- 16th April 2018
- Posted by: Manolis
DJ Patil, the first U.S. Chief Data Scientist, has joined the Advisory Board of DataScience.com, an enterprise platform designed to foster scalable collaboration between business, IT and data science teams. According to William Merchan, Chief Strategy Officer of DataScience.com, “He will be an active advisor to our product and engineering teams, and with his experience at LinkedIn, Greylock and The White House, he really has a pulse on the landscape.”
But beyond the data-powered advances in artificial intelligence and machine learning, lies an important challenge for both scaling startups and modernizing enterprise companies — what good is data if you can’t find it, deploy it, or make it meaningful for your customers?
I asked Mr. Patil all the questions that a CTO, CIO or VP of Engineering would love. But, as Mr. Merchan says, “DataScience is part of a trend toward internal marketplaces of knowledge,” so these issues are also important for non-technical executives, and other business leaders to understand.” We centered around four key themes that leaders should know about building a sustainable data science program.
Forget the data scientist ‘shortage’ — focus on building the data science function.
“First, data science in business is a relatively new phenomenon. Everyone wants to hire a data scientist because there’s the potential of huge returns. Everyone wants to be a data scientist because the pay is good and the job opportunities appear to be endless.” There are a lot of industries where the ability to use data well is going to change lives — I’m a big proponent of big data in healthcare, for instance.”
Patil continues, “But in this moment, most companies should be asking, ‘how do we do more with the resources we have?’ Data scientists are often being underutilized; their work sits on a laptop unused, or a business stakeholder doesn’t understand it, or it’s not getting shared with the rest of the team to inform future projects. We need the processes to improve. Now more than ever before, there are technologies that focus on making data science a central business function rather than something executives just talk about.”
The key driver for success is how well companies integrate data science and engineering teams.
The heart of the matter is how to integrate data science and engineering workflows. Both data scientists and engineers are highly technical, but the tools are distinctive and valuable in their own ways.
“So many companies are struggling to maximize their return on their data science investment, and the divide between software engineering and data science is at the heart of that problem. If your company can’t get the work of data scientists — like the predictive models that power product recommendation engines or credit approvals — into production in a timely manner, you’re losing opportunities to improve your business, and probably quite a bit of money.”
“It’s a relatively new space, but the data science platform market is directly addressing this issue. When you’ve got data scientists who primarily code in Python and R, and use open source tools like scikit-learn, and then you ask them to hand off the models they’ve built to software engineers who write code in Java, and adhere to a waterfall model for testing and rollout, the time between hand off and implementation could be months. These two groups are never going to be perfectly aligned, but a platform that allows data scientists to deploy a model behind a REST API so an engineer can place that API code where it’s needed — without rewriting or refactoring — can be a huge time saver.”

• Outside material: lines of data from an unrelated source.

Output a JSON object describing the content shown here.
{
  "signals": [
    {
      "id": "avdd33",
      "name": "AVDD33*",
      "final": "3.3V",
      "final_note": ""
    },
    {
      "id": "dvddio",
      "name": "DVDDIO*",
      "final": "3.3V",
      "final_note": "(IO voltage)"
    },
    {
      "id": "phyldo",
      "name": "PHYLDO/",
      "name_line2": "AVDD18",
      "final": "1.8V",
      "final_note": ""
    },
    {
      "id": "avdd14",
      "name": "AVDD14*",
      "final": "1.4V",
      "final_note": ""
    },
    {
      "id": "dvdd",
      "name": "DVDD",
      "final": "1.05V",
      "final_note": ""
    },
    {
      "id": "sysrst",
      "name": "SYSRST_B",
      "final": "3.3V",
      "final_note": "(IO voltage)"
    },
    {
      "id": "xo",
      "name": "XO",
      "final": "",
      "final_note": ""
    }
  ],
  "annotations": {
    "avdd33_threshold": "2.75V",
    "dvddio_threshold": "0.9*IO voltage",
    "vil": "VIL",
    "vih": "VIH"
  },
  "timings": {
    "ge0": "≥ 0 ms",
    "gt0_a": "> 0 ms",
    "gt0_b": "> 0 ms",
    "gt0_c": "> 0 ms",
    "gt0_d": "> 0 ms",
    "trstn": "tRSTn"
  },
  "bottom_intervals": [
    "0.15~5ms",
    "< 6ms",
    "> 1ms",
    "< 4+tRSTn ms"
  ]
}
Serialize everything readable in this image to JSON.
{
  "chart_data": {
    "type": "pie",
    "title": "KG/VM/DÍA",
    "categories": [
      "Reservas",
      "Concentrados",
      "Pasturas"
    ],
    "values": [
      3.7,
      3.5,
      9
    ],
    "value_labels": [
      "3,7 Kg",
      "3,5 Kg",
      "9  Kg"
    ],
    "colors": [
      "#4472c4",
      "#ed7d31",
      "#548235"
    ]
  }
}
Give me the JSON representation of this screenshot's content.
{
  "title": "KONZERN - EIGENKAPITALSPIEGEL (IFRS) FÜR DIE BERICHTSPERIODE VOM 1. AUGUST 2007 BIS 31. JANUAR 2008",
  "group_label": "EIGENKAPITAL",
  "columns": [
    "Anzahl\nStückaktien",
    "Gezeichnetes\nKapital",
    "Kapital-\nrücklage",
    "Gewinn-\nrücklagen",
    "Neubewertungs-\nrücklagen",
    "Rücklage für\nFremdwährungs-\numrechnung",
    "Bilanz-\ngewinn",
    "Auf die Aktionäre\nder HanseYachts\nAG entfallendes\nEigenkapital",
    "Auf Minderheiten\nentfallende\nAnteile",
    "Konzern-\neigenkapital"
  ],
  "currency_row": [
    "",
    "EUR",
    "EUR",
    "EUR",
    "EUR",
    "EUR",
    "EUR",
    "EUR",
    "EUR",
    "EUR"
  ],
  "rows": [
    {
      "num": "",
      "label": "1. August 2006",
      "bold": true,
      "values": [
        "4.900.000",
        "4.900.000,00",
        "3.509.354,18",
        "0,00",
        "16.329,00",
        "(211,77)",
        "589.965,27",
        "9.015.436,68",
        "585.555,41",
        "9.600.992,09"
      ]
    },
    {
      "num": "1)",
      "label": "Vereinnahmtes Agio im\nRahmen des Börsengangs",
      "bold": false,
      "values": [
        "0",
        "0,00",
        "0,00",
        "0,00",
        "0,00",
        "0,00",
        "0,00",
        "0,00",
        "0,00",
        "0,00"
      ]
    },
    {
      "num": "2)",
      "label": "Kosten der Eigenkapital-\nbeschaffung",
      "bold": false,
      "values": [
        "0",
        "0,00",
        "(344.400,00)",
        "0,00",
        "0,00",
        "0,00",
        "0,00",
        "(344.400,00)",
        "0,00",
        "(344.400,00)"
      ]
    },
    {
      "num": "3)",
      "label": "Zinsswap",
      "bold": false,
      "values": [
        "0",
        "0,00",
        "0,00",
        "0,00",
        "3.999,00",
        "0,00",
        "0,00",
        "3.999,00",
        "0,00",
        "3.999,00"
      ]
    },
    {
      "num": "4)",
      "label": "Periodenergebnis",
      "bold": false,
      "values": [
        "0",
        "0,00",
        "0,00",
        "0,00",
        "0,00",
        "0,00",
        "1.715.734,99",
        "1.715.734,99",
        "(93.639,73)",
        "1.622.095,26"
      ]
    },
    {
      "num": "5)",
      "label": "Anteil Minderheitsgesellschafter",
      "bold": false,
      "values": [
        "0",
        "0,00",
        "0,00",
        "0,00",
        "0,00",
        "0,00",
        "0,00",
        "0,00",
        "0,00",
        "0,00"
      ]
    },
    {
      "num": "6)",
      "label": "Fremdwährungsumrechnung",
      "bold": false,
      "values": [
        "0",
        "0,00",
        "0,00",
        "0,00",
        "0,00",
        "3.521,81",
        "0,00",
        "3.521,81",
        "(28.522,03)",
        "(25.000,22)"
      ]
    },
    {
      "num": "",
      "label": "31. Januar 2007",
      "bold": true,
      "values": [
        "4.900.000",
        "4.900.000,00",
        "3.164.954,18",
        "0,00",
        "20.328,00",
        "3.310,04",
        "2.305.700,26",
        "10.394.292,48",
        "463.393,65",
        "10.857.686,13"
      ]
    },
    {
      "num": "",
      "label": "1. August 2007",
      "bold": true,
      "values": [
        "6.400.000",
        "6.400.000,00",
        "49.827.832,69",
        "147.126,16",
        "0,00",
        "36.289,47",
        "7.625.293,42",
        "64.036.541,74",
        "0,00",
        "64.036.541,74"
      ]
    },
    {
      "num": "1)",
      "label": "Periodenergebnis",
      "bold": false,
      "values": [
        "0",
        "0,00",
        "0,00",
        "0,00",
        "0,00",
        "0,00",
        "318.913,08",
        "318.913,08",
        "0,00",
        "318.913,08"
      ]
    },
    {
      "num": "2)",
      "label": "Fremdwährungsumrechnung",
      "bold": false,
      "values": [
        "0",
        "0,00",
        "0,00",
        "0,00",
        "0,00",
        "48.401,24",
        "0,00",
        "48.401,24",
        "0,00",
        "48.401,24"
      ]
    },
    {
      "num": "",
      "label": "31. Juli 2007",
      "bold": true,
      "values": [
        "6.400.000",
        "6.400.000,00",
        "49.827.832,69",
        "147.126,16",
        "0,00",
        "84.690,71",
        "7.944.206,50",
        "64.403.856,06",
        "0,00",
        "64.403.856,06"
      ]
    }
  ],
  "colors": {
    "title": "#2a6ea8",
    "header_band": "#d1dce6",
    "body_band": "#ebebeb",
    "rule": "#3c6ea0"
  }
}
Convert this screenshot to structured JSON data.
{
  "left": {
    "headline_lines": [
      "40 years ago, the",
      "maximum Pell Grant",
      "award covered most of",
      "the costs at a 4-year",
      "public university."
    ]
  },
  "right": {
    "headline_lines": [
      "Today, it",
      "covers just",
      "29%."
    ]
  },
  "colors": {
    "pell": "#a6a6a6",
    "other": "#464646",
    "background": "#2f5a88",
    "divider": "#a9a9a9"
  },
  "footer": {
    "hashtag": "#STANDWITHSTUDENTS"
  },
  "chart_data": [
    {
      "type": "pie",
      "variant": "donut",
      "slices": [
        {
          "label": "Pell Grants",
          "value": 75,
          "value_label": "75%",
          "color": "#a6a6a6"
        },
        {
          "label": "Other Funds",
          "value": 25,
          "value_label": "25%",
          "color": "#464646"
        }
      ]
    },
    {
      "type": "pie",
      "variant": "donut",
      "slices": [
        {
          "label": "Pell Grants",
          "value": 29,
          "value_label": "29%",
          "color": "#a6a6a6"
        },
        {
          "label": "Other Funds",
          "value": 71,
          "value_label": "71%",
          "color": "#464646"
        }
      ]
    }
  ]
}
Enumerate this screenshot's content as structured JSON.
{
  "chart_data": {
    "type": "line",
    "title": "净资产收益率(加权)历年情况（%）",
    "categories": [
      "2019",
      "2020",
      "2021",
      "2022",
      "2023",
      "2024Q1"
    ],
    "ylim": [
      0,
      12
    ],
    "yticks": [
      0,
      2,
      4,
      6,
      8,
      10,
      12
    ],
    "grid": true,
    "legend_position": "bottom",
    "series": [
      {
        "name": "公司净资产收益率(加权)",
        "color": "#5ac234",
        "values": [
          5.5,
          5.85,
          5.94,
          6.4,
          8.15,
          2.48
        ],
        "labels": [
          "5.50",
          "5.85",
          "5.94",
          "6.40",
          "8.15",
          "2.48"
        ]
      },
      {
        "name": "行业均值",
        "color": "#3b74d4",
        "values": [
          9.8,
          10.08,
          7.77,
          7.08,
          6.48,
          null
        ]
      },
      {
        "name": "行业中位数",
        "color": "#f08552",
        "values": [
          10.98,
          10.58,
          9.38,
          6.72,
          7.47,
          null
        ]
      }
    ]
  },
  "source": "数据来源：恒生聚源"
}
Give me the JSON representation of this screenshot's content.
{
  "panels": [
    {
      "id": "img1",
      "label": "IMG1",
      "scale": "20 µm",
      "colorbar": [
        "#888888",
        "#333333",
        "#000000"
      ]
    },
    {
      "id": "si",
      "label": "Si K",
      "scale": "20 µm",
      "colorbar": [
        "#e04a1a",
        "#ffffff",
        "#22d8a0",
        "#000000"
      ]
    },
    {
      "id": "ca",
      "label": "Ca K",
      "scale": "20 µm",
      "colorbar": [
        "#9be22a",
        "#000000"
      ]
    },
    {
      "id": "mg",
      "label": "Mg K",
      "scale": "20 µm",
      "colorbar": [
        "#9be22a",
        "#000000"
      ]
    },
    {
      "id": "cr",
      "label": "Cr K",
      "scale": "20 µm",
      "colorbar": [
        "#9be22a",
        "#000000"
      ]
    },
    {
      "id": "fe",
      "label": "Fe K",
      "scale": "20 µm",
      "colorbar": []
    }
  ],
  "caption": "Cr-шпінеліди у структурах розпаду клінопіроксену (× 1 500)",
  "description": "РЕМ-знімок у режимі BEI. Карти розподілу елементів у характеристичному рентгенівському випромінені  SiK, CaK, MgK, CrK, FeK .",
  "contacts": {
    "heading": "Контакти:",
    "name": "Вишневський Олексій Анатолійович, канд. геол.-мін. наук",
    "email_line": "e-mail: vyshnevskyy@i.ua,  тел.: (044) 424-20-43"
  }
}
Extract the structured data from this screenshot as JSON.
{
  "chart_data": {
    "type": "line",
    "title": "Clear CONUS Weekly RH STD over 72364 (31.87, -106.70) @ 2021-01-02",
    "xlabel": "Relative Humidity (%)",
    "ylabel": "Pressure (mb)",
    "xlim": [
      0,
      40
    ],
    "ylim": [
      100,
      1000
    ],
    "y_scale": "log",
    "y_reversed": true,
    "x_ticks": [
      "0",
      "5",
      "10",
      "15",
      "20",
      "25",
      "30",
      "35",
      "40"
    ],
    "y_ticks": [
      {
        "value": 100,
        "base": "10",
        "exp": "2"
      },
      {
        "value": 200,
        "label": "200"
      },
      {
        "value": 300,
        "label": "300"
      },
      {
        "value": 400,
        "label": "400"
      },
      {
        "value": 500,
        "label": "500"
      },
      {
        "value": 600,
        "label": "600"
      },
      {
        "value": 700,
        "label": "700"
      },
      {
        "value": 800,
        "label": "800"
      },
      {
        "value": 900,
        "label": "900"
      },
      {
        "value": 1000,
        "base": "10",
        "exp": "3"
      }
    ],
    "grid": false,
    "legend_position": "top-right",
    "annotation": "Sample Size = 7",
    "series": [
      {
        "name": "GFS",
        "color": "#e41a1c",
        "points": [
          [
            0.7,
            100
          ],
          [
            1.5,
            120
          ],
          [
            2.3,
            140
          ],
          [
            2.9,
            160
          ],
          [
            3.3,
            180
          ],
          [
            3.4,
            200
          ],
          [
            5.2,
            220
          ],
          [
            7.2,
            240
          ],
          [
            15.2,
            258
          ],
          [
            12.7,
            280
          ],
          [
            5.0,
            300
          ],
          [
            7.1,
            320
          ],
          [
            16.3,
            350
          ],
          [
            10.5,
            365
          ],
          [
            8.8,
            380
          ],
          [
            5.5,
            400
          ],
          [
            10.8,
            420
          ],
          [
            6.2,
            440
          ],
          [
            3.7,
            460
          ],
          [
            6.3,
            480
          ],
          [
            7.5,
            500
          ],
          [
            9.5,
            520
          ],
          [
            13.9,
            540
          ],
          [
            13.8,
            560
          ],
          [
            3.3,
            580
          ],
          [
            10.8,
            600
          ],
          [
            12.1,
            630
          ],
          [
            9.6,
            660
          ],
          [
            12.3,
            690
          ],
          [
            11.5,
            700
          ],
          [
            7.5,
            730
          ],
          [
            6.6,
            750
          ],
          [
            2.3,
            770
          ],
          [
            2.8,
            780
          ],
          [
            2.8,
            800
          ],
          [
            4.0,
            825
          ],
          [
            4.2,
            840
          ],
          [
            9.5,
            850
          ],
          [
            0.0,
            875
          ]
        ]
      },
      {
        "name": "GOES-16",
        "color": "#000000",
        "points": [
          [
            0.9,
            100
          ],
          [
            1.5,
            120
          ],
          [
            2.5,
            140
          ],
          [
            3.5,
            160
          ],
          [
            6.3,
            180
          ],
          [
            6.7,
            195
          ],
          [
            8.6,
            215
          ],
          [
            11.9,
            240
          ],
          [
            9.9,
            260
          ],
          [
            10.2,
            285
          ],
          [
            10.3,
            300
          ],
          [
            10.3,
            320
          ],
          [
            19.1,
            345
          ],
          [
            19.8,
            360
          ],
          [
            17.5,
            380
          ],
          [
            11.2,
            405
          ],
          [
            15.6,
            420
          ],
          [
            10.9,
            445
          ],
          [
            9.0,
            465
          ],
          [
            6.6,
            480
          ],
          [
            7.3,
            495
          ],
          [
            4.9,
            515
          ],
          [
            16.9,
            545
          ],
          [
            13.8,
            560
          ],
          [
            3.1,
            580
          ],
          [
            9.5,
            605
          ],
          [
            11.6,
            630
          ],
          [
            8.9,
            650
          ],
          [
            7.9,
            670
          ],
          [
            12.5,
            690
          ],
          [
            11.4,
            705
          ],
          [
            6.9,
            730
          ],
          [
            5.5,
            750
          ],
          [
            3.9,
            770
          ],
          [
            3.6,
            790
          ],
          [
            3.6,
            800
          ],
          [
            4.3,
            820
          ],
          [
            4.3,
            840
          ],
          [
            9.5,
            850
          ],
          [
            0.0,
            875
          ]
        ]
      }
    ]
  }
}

Tools solve part of the challenge, but shifting to good software engineering habits and practices are quite another. “Every data science team needs to be committing code to a repository on a regular basis. There’s a reason software engineers strive for continuous integration: It prevents the bugs and merge conflicts that arise when an engineer waits too long to commit new code to the master branch. If you have multiple data scientists working on a single project and they aren’t syncing changes, that’s going to slow down the entire process of deploying a finished product. You need a workflow where it’s easy to track changes and update code. A software platform that integrates with data science tools and the version control solutions software engineers already use everyday, like GitHub or Bitbucket, is one possible solution.
Use interactive tools to integrate data science teams with non-technical teams.
Integrating teams is going to be a big challenge, since this will mean upending existing workflows between different stakeholders. We know that people in organizations often resist new experiences, and data science teams will have to make the case to other parts of the enterprise. I asked Mr. Patil about how data scientists can present information to stakeholders — especially non-subject matter experts — that can be more persuasive.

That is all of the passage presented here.